Four or five years later Wen T'ien-hsiang attracted attention by demanding the execution of a statesman who had advised that the Court should quit the capital and flee before the advance of the victorious Mongols. Then followed many years of hard fighting, in the course of which his raw levies were several times severely defeated, and he himself was once taken prisoner by the Mongol general, Bayan, mentioned by Marco Polo. He managed to escape on that occasion; but in 1278 the plague broke out in his camp, and he was again defeated and taken prisoner. He was sent to Peking, and every effort was made to induce him to own allegiance to the Mongol conqueror, but without success. He was kept several years in prison. Here is a well-known poem which he wrote while in captivity:-
"There is in the universe an _Aura_, an influence which permeates all things, and makes them what they are. Below, it shapes forth land and water; above, the sun and the stars. In man it is called spirit; and there is nowhere where it is not.

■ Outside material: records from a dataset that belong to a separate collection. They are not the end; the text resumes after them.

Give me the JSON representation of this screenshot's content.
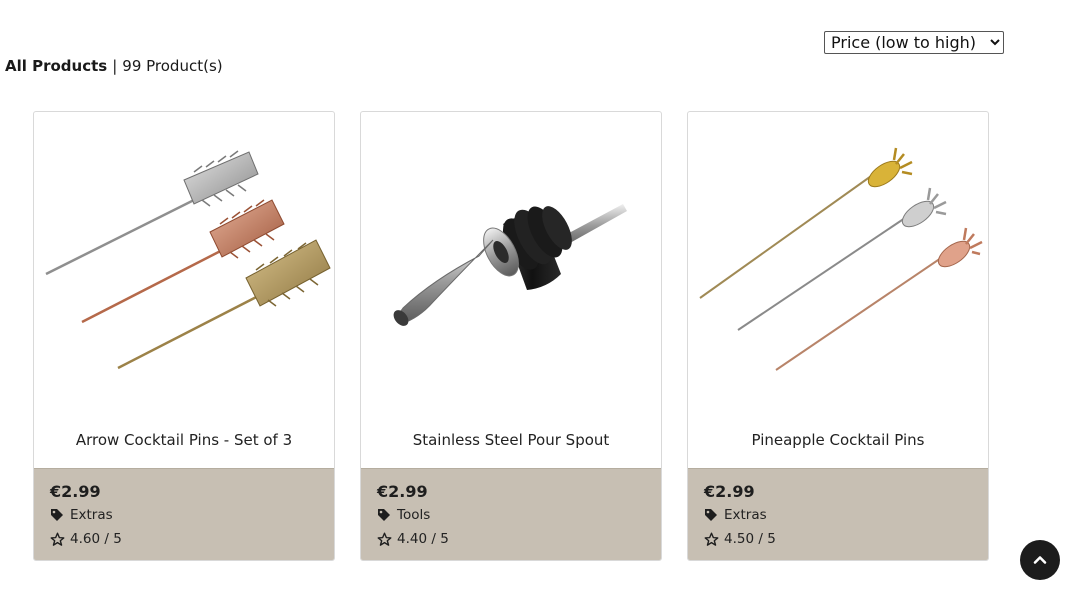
{
  "sort": {
    "selected": "Price (low to high)"
  },
  "heading": {
    "title": "All Products",
    "separator": "|",
    "count": "99 Product(s)"
  },
  "products": [
    {
      "name": "Arrow Cocktail Pins - Set of 3",
      "price": "€2.99",
      "category": "Extras",
      "rating": "4.60 / 5",
      "image_icon": "arrow-pins-image"
    },
    {
      "name": "Stainless Steel Pour Spout",
      "price": "€2.99",
      "category": "Tools",
      "rating": "4.40 / 5",
      "image_icon": "pour-spout-image"
    },
    {
      "name": "Pineapple Cocktail Pins",
      "price": "€2.99",
      "category": "Extras",
      "rating": "4.50 / 5",
      "image_icon": "pineapple-pins-image"
    }
  ],
  "icons": {
    "category": "tag-icon",
    "rating": "star-outline-icon",
    "scroll_top": "chevron-up-icon"
  },
  "colors": {
    "info_panel": "#c7bfb3",
    "scroll_button": "#1c1c1c"
  }
}
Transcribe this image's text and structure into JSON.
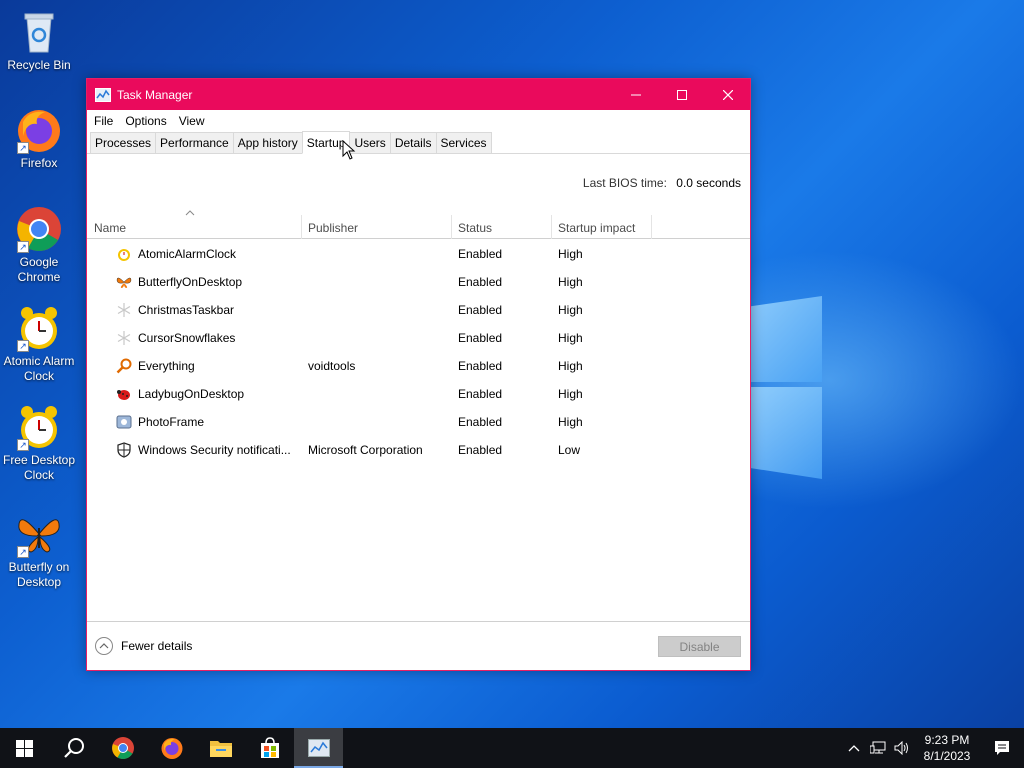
{
  "desktop": {
    "icons": [
      {
        "label": "Recycle Bin",
        "icon": "recycle-bin-icon"
      },
      {
        "label": "Firefox",
        "icon": "firefox-icon"
      },
      {
        "label": "Google Chrome",
        "icon": "chrome-icon"
      },
      {
        "label": "Atomic Alarm Clock",
        "icon": "alarm-clock-icon"
      },
      {
        "label": "Free Desktop Clock",
        "icon": "alarm-clock-icon"
      },
      {
        "label": "Butterfly on Desktop",
        "icon": "butterfly-icon"
      }
    ]
  },
  "window": {
    "title": "Task Manager",
    "accent": "#ea0a5c",
    "menu": [
      "File",
      "Options",
      "View"
    ],
    "tabs": [
      "Processes",
      "Performance",
      "App history",
      "Startup",
      "Users",
      "Details",
      "Services"
    ],
    "active_tab": "Startup",
    "bios_label": "Last BIOS time:",
    "bios_value": "0.0 seconds",
    "columns": [
      "Name",
      "Publisher",
      "Status",
      "Startup impact"
    ],
    "rows": [
      {
        "name": "AtomicAlarmClock",
        "publisher": "",
        "status": "Enabled",
        "impact": "High",
        "icon": "alarm-clock-icon"
      },
      {
        "name": "ButterflyOnDesktop",
        "publisher": "",
        "status": "Enabled",
        "impact": "High",
        "icon": "butterfly-icon"
      },
      {
        "name": "ChristmasTaskbar",
        "publisher": "",
        "status": "Enabled",
        "impact": "High",
        "icon": "snowflake-icon"
      },
      {
        "name": "CursorSnowflakes",
        "publisher": "",
        "status": "Enabled",
        "impact": "High",
        "icon": "snowflake-icon"
      },
      {
        "name": "Everything",
        "publisher": "voidtools",
        "status": "Enabled",
        "impact": "High",
        "icon": "magnifier-icon"
      },
      {
        "name": "LadybugOnDesktop",
        "publisher": "",
        "status": "Enabled",
        "impact": "High",
        "icon": "ladybug-icon"
      },
      {
        "name": "PhotoFrame",
        "publisher": "",
        "status": "Enabled",
        "impact": "High",
        "icon": "photo-frame-icon"
      },
      {
        "name": "Windows Security notificati...",
        "publisher": "Microsoft Corporation",
        "status": "Enabled",
        "impact": "Low",
        "icon": "shield-icon"
      }
    ],
    "fewer_details": "Fewer details",
    "disable_label": "Disable"
  },
  "taskbar": {
    "time": "9:23 PM",
    "date": "8/1/2023",
    "apps": [
      "windows-start-icon",
      "search-icon",
      "chrome-icon",
      "firefox-icon",
      "file-explorer-icon",
      "store-icon",
      "task-manager-icon"
    ]
  }
}
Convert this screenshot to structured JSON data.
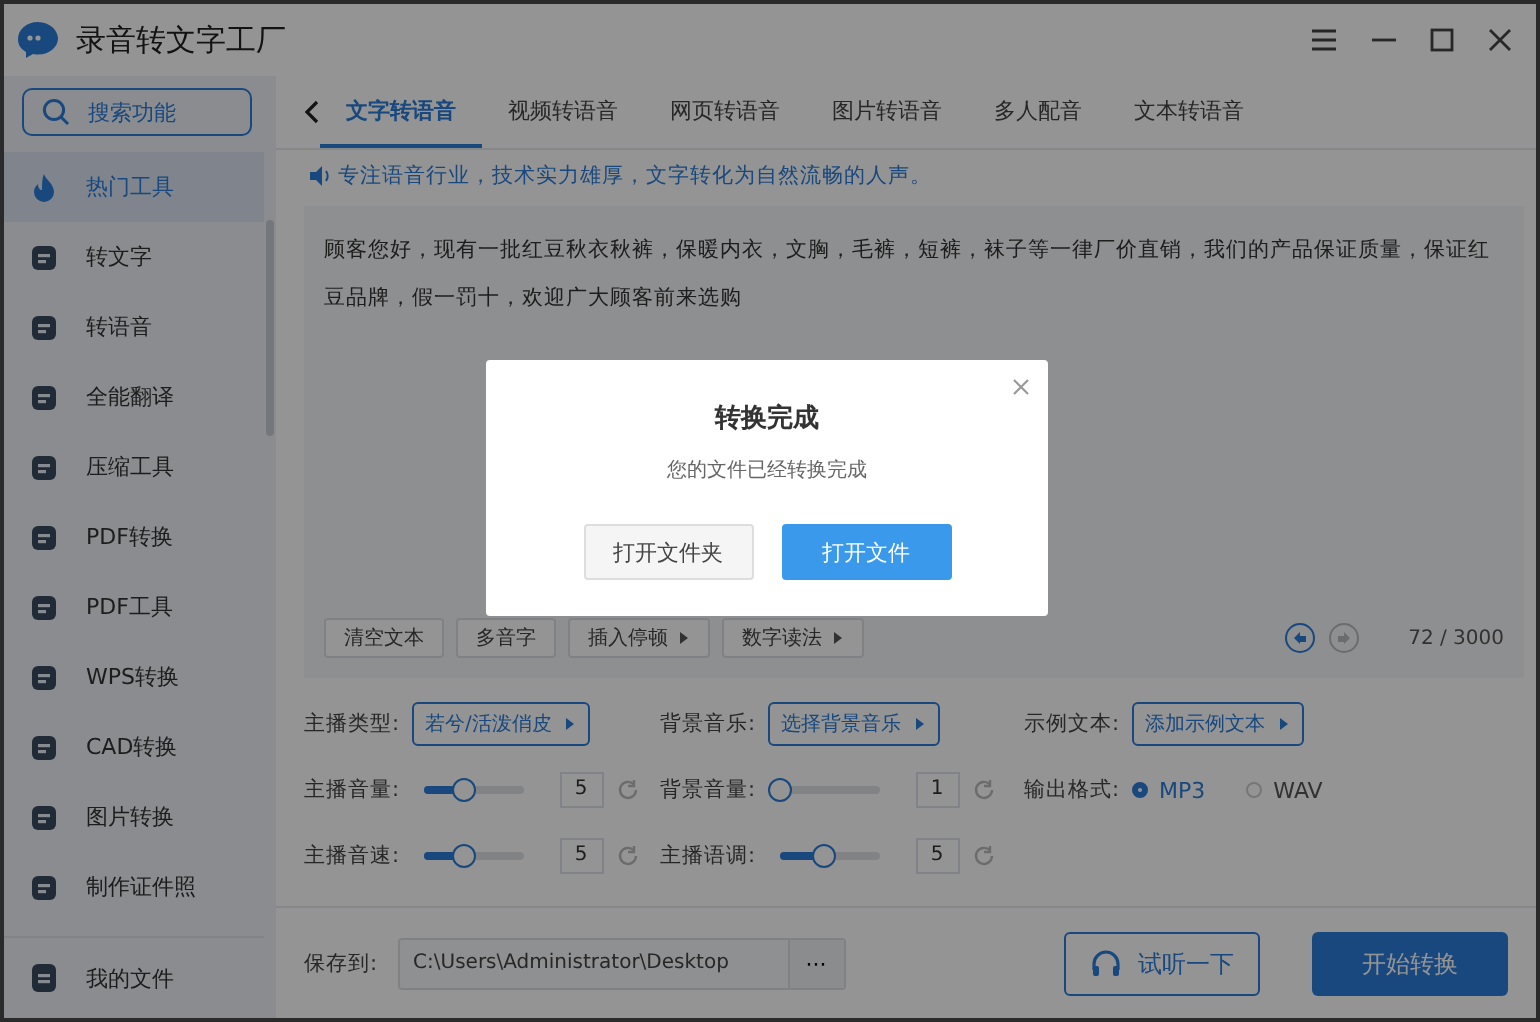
{
  "window": {
    "title": "录音转文字工厂"
  },
  "sidebar": {
    "search": {
      "placeholder": "搜索功能"
    },
    "items": [
      {
        "label": "热门工具",
        "selected": true
      },
      {
        "label": "转文字",
        "selected": false
      },
      {
        "label": "转语音",
        "selected": false
      },
      {
        "label": "全能翻译",
        "selected": false
      },
      {
        "label": "压缩工具",
        "selected": false
      },
      {
        "label": "PDF转换",
        "selected": false
      },
      {
        "label": "PDF工具",
        "selected": false
      },
      {
        "label": "WPS转换",
        "selected": false
      },
      {
        "label": "CAD转换",
        "selected": false
      },
      {
        "label": "图片转换",
        "selected": false
      },
      {
        "label": "制作证件照",
        "selected": false
      }
    ],
    "footer_item": {
      "label": "我的文件"
    }
  },
  "tabs": [
    {
      "label": "文字转语音",
      "selected": true
    },
    {
      "label": "视频转语音",
      "selected": false
    },
    {
      "label": "网页转语音",
      "selected": false
    },
    {
      "label": "图片转语音",
      "selected": false
    },
    {
      "label": "多人配音",
      "selected": false
    },
    {
      "label": "文本转语音",
      "selected": false
    }
  ],
  "notice": "专注语音行业，技术实力雄厚，文字转化为自然流畅的人声。",
  "editor": {
    "text": "顾客您好，现有一批红豆秋衣秋裤，保暖内衣，文胸，毛裤，短裤，袜子等一律厂价直销，我们的产品保证质量，保证红豆品牌，假一罚十，欢迎广大顾客前来选购",
    "tools": [
      {
        "label": "清空文本",
        "kind": "plain"
      },
      {
        "label": "多音字",
        "kind": "plain"
      },
      {
        "label": "插入停顿",
        "kind": "dropdown"
      },
      {
        "label": "数字读法",
        "kind": "dropdown"
      }
    ],
    "count": "72 / 3000"
  },
  "settings": [
    {
      "kind": "picker",
      "label": "主播类型:",
      "value": "若兮/活泼俏皮"
    },
    {
      "kind": "picker",
      "label": "背景音乐:",
      "value": "选择背景音乐"
    },
    {
      "kind": "picker",
      "label": "示例文本:",
      "value": "添加示例文本"
    },
    {
      "kind": "slider",
      "label": "主播音量:",
      "level": 0.4,
      "value": "5"
    },
    {
      "kind": "slider",
      "label": "背景音量:",
      "level": 0,
      "value": "1"
    },
    {
      "kind": "radio",
      "label": "输出格式:",
      "options": [
        {
          "label": "MP3",
          "selected": true
        },
        {
          "label": "WAV",
          "selected": false
        }
      ]
    },
    {
      "kind": "slider",
      "label": "主播音速:",
      "level": 0.4,
      "value": "5"
    },
    {
      "kind": "slider",
      "label": "主播语调:",
      "level": 0.45,
      "value": "5"
    }
  ],
  "footer": {
    "label": "保存到:",
    "path": "C:\\Users\\Administrator\\Desktop",
    "browse": "···",
    "preview": "试听一下",
    "start": "开始转换"
  },
  "dialog": {
    "title": "转换完成",
    "message": "您的文件已经转换完成",
    "buttons": [
      {
        "label": "打开文件夹",
        "kind": "secondary"
      },
      {
        "label": "打开文件",
        "kind": "primary"
      }
    ]
  }
}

"In times of national tranquillity, this spirit lies hidden in the harmony which prevails. Only at some great epoch is it manifested widely abroad."
Here Wen T'ien-hsiang recalls, and dwells lovingly upon, a number of historical examples of loyalty and devotion. He then proceeds:-
"Such is this grand and glorious spirit which endureth for all generations; and which, linked with the sun and moon, knows neither beginning nor end. The foundation of all that is great and good in heaven and earth, it is itself born from the everlasting obligations which are due by man to man.
"Alas! the fates were against me; I was without resource. Bound with fetters, hurried away toward the north, death would have been sweet indeed; but that boon was refused.
"My dungeon is lighted by the will-o'-the-wisp alone: no breath of spring cheers the murky solitude in which I dwell. The ox and the barb herd together in one stall: the rooster and the phoenix feed together from one dish. Exposed to mist and dew, I had many times thought to die; and yet, through the seasons of two revolving years, disease hovered around me in vain. The dark, unhealthy soil to me became Paradise itself. For there was that within me which misfortune could not steal away. And so I remained firm, gazing at the white clouds floating over my head, and bearing in my heart a sorrow boundless as the sky.
"The sun of those dead heroes has long since set, but their record is before me still. And, while the wind whistles under the eaves, I open my books and read; and lo! in their presence my heart glows with a borrowed fire."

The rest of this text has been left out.